Sunnis also are being slain, and several leading Sunnis have accused the new government's security forces of responsibility for some of the killings.
Other deaths slip below the radar screen of the news reports, such as the Shiite street seller felled by a hail of bullets outside his home after defying a warning posted in a local market telling Shiites not to sell there. His killing was recounted last week by family members who asked to remain anonymous because they fear being targeted by the same gunmen.
"Nobody knows who's killing whom. Even the police don't know," Bakr said. "Everybody is vulnerable, and no part of the community is immune."
The increase in shootings coincided with a dip in the number of car bombings, according to the U.S. military, which took the unusual step this week of releasing statistics for the past three months to demonstrate that the effort to interdict the insurgent activities is working.

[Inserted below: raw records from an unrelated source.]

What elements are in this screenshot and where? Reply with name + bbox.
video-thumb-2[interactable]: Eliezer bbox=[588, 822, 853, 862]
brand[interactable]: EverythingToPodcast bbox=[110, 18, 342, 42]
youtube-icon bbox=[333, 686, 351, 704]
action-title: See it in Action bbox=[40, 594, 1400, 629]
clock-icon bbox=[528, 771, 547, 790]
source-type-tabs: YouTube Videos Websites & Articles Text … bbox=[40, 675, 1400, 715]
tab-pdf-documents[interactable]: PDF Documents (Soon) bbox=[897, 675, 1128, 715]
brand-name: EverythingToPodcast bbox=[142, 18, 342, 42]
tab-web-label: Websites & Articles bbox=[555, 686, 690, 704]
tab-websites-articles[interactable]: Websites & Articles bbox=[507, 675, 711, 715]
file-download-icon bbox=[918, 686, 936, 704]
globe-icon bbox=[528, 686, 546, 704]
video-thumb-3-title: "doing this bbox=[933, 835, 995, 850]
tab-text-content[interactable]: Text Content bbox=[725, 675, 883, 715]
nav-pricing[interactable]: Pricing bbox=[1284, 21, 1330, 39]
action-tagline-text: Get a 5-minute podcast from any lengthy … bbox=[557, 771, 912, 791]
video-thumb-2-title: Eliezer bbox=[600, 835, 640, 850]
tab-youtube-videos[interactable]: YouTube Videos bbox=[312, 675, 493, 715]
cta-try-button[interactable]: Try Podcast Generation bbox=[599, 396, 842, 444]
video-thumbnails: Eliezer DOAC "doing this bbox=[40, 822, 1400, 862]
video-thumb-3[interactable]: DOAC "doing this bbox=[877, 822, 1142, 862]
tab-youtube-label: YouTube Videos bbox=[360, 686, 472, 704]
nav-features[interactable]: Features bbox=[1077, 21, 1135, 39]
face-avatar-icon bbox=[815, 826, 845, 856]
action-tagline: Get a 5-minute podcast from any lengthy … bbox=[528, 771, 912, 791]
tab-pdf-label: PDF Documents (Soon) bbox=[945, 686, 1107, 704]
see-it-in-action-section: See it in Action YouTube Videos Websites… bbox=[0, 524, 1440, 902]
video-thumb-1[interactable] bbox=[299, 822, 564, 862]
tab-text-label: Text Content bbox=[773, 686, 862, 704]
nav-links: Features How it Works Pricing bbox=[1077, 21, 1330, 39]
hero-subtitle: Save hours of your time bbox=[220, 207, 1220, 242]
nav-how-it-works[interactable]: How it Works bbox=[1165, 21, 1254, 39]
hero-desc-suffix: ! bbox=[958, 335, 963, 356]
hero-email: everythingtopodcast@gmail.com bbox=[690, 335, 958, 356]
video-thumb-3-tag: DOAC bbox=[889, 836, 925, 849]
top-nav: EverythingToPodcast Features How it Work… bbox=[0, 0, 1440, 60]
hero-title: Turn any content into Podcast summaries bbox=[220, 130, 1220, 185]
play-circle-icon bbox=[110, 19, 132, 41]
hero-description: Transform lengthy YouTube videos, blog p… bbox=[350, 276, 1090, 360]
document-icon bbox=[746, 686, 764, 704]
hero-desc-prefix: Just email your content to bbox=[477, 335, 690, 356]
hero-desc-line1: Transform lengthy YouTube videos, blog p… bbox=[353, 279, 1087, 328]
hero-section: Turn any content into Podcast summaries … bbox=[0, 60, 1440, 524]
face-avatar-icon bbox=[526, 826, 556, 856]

>From a peak of 132 car bombings in May, 59 of which were suicide attacks, the number fell to 83 in July, 39 of them suicide bombings, the military said. In June there were 108 car bombings, 58 of them suicide attacks.
But U.S. officials warn the decline may represent only a lull as the insurgency gears up for the Aug. 15 deadline for the completion of the constitution and the Oct. 15 nationwide referendum on the charter.
Already, August is turning into one of the bloodiest months yet for U.S. forces in Iraq, with 38 deaths reported so far. The deadliest month for U.S. troops was November 2004, with 137 deaths.